El enfoque en la forma de mirar del hombre moderno está adaptado, pues, para la percepción de microcosmos. Ahora bien, y como dice Ortega, “quien quiera ver un ladrillo necesita ver sus poros y, por tanto, acercarlo a los ojos, pero quien quiera ver una catedral no la puede ver a la distancia de un ladrillo”. Y parece haber llegado ya la hora de que aquella visión analítica y reduccionista vaya dejando paso a la nueva visión, que ya hace un tiempo que ha lanzado sus arietes sobre sus contrarias, la Modernidad y la Posmodernidad. Es hora de entender el funcionamiento de los sistemas complejos: la sociedad, el cerebro, los ecosistemas… todos aquéllos en los que se puede constatar que el todo es más que la suma de las partes (por eso, ante una lesión cerebral, el resto de las partes del cerebro tiende a asumir, en lo posible, las funciones de la que quedó inutilizada, algo que una interpretación mecanicista del funcionamiento del cerebro no puede explicar).

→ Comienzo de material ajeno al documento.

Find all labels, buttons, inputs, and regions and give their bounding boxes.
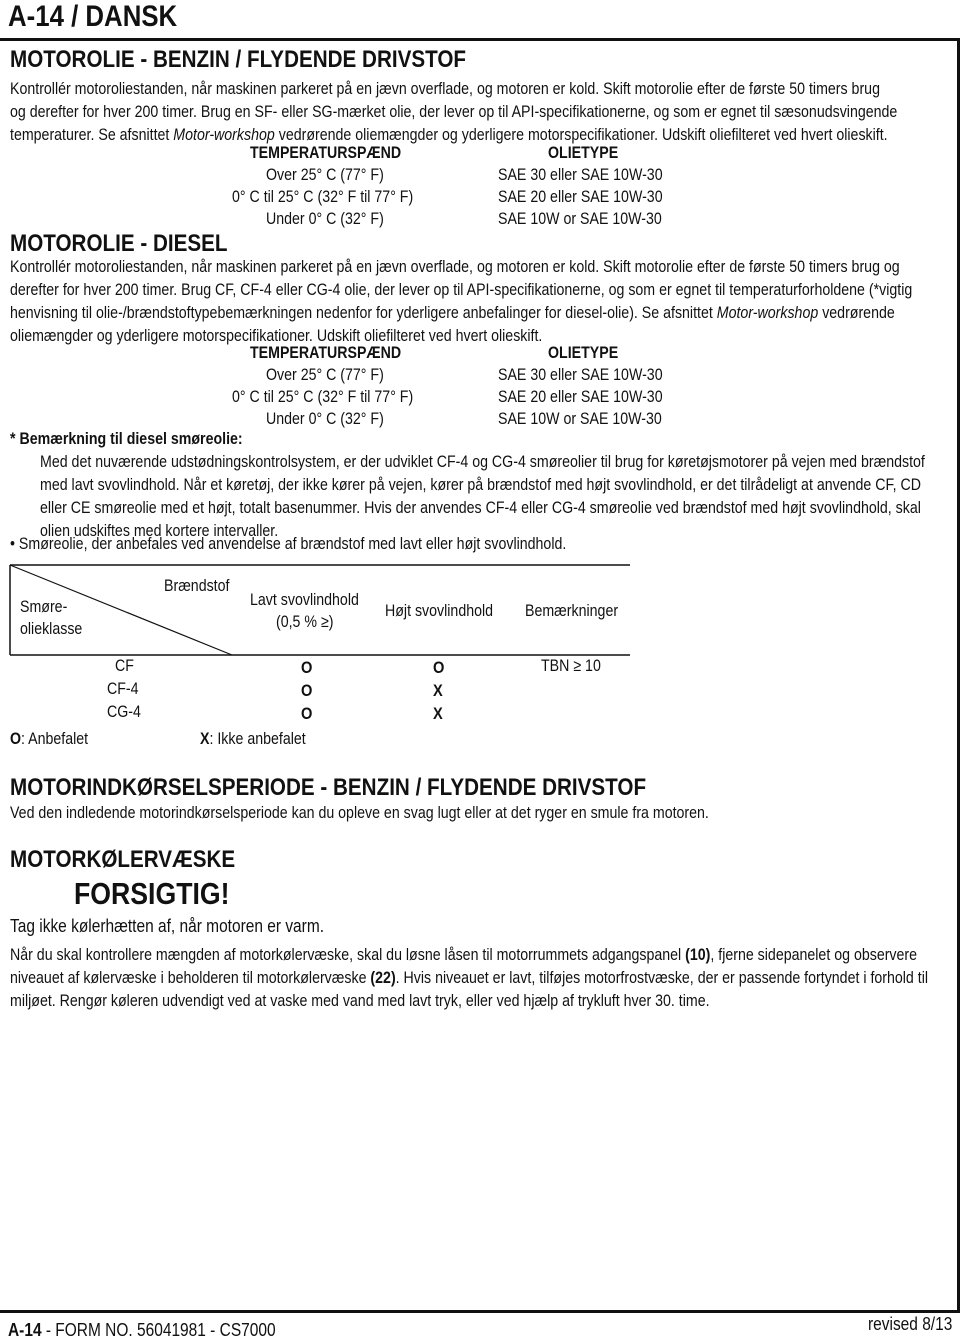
diesel-oil-line-2: derefter for hver 200 timer. Brug CF, CF-4 eller CG-4 olie, der lever op til API-specifikationerne, og som er egnet til temperaturforholdene (*vigtig (10, 281, 913, 299)
gasoline-oil-line-3-b: Se afsnittet (98, 126, 170, 144)
diesel-note-bullet: • Smøreolie, der anbefales ved anvendelse af brændstof med lavt eller højt svovlindhold. (10, 535, 567, 553)
diesel-note-line-4: olien udskiftes med kortere intervaller. (40, 522, 279, 540)
gasoline-oil-line-1: Kontrollér motoroliestanden, når maskinen parkeret på en jævn overflade, og motoren er kold. Skift motorolie efter de første 50 timers brug (10, 80, 880, 98)
gasoline-oil-heading: MOTOROLIE - BENZIN / FLYDENDE DRIVSTOF (10, 46, 467, 73)
page-title: A-14 / DANSK (8, 0, 178, 33)
coolant-ref-22: (22) (370, 969, 396, 987)
break-in-heading: MOTORINDKØRSELSPERIODE - BENZIN / FLYDENDE DRIVSTOF (10, 774, 647, 801)
legend-x-text: : Ikke anbefalet (209, 730, 306, 748)
coolant-line-1-a: Når du skal kontrollere mængden af motorkølervæske, skal du løsne låsen til motorrummets adgangspanel (10, 946, 682, 964)
diesel-note-line-1: Med det nuværende udstødningskontrolsystem, er der udviklet CF-4 og CG-4 smøreolier til brug for køretøjsmotorer på vejen med brændstof (40, 453, 925, 471)
sulfur-corner-fuel: Brændstof (164, 577, 230, 595)
gasoline-oil-workshop-ref: Motor-workshop (173, 126, 275, 144)
diesel-temp-header: TEMPERATURSPÆND (250, 344, 402, 362)
sulfur-row-3-high: X (433, 704, 443, 723)
coolant-line-1-b: , fjerne sidepanelet og observere (710, 946, 918, 964)
diesel-temp-row-2: 0° C til 25° C (32° F til 77° F) (232, 388, 414, 406)
caution-warning: Tag ikke kølerhætten af, når motoren er varm. (10, 916, 325, 936)
coolant-line-2-b: . Hvis niveauet er lavt, tilføjes motorfrostvæske, der er passende fortyndet i forhold til (395, 969, 929, 987)
legend-not-recommended (200, 730, 306, 749)
gasoline-temp-header: TEMPERATURSPÆND (250, 144, 402, 162)
coolant-line-3: miljøet. Rengør køleren udvendigt ved at vaske med vand med lavt tryk, eller ved hjælp af trykluft hver 30. time. (10, 992, 710, 1010)
sulfur-row-2-high: X (433, 681, 443, 700)
coolant-line-2-a: niveauet af kølervæske i beholderen til motorkølervæske (10, 969, 367, 987)
gasoline-temp-row-2: 0° C til 25° C (32° F til 77° F) (232, 188, 414, 206)
gasoline-oiltype-header: OLIETYPE (548, 144, 619, 162)
diesel-oil-row-2: SAE 20 eller SAE 10W-30 (498, 388, 663, 406)
gasoline-temp-row-1: Over 25° C (77° F) (266, 166, 384, 184)
gasoline-oil-row-3: SAE 10W or SAE 10W-30 (498, 210, 662, 228)
diesel-oil-row-1: SAE 30 eller SAE 10W-30 (498, 366, 663, 384)
legend-recommended (10, 730, 88, 749)
legend-o-key: O (10, 730, 22, 748)
footer-revised: revised 8/13 (868, 1314, 953, 1334)
diesel-oil-workshop-ref: Motor-workshop (716, 304, 819, 322)
diesel-oil-line-3-b: vedrørende (822, 304, 895, 322)
gasoline-oil-line-3-c: vedrørende oliemængder og yderligere motorspecifikationer. Udskift oliefilteret ved hvert olieskift. (278, 126, 888, 144)
sulfur-col-high: Højt svovlindhold (385, 602, 494, 620)
diesel-oiltype-header: OLIETYPE (548, 344, 619, 362)
diesel-oil-row-3: SAE 10W or SAE 10W-30 (498, 410, 662, 428)
diesel-temp-row-1: Over 25° C (77° F) (266, 366, 384, 384)
legend-o-text: : Anbefalet (21, 730, 89, 748)
diesel-note-heading: * Bemærkning til diesel smøreolie: (10, 430, 243, 448)
sulfur-col-low-2: (0,5 % ≥) (276, 613, 334, 631)
legend-x-key: X (200, 730, 210, 748)
coolant-line-1 (10, 944, 917, 967)
diesel-temp-row-3: Under 0° C (32° F) (266, 410, 384, 428)
gasoline-oil-row-2: SAE 20 eller SAE 10W-30 (498, 188, 663, 206)
gasoline-temp-row-3: Under 0° C (32° F) (266, 210, 384, 228)
footer-rule (0, 1310, 960, 1313)
diesel-oil-heading: MOTOROLIE - DIESEL (10, 230, 228, 257)
footer-page-number: A-14 (8, 1320, 42, 1340)
gasoline-oil-line-3-a: temperaturer. (10, 126, 95, 144)
footer-form-number (8, 1320, 276, 1341)
sulfur-col-low-1: Lavt svovlindhold (250, 591, 359, 609)
sulfur-row-1-low: O (301, 658, 313, 677)
diesel-note-line-2: med lavt svovlindhold. Når et køretøj, der ikke kører på vejen, kører på brændstof med højt svovlindhold, er det tilrådeligt at anvende CF, CD (40, 476, 921, 494)
sulfur-row-1-note: TBN ≥ 10 (541, 657, 601, 675)
gasoline-oil-line-2: og derefter for hver 200 timer. Brug en SF- eller SG-mærket olie, der lever op til API-specifikationerne, og som er egnet til sæsonudsvingende (10, 103, 898, 121)
coolant-heading: MOTORKØLERVÆSKE (10, 846, 236, 873)
sulfur-col-notes: Bemærkninger (525, 602, 619, 620)
footer-form-text: - FORM NO. 56041981 - CS7000 (41, 1320, 276, 1340)
diesel-oil-line-1: Kontrollér motoroliestanden, når maskinen parkeret på en jævn overflade, og motoren er kold. Skift motorolie efter de første 50 timers brug og (10, 258, 900, 276)
coolant-ref-10: (10) (685, 946, 711, 964)
caution-title: FORSIGTIG! (74, 876, 230, 911)
sulfur-row-3-class: CG-4 (107, 703, 141, 721)
diesel-oil-line-3-a: henvisning til olie-/brændstoftypebemærkningen nedenfor for yderligere anbefalinger for diesel-olie). Se afsnittet (10, 304, 713, 322)
sulfur-corner-oil-2: olieklasse (20, 620, 83, 638)
sulfur-corner-oil-1: Smøre- (20, 598, 68, 616)
gasoline-oil-row-1: SAE 30 eller SAE 10W-30 (498, 166, 663, 184)
sulfur-row-1-class: CF (115, 657, 134, 675)
break-in-text: Ved den indledende motorindkørselsperiode kan du opleve en svag lugt eller at det ryger en smule fra motoren. (10, 804, 709, 822)
diesel-oil-line-4: oliemængder og yderligere motorspecifikationer. Udskift oliefilteret ved hvert olieskift. (10, 327, 543, 345)
coolant-line-2 (10, 967, 928, 990)
sulfur-row-3-low: O (301, 704, 313, 723)
sulfur-row-2-class: CF-4 (107, 680, 139, 698)
sulfur-row-2-low: O (301, 681, 313, 700)
diesel-note-line-3: eller CE smøreolie med et højt, totalt basenummer. Hvis der anvendes CF-4 eller CG-4 smøreolie ved brændstof med højt svovlindhold, skal (40, 499, 921, 517)
sulfur-row-1-high: O (433, 658, 445, 677)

Según la nueva perspectiva, de la que participan la teoría sistémica, la Gestalt en psicología, la teoría del caos…, todo sistema se configura como una red de intercambio de información que hace que cada parte intervenga en el funcionamiento del todo, igual que cada fragmento de una sinfonía interviene en el conjunto de toda ella o cada capítulo de una novela en el total de lo narrado en ésta. Cuando esto deja de ocurrir, el sistema está amenazado de muerte. Es lo que ocurre en el cáncer, cuando unas células crean una especie de estado independiente dentro del organismo. O en los extremos a que ha llegado el arte actual, en que cada verso de un poema surrealista es independiente del siguiente o los fragmentos de un cuadro cubista pretenden tener autonomía y no estar subordinados a una idea de conjunto. O, en fin, si nos trasladamos al ámbito sociopolítico, lo que asimismo ocurre con los nacionalismos separatistas.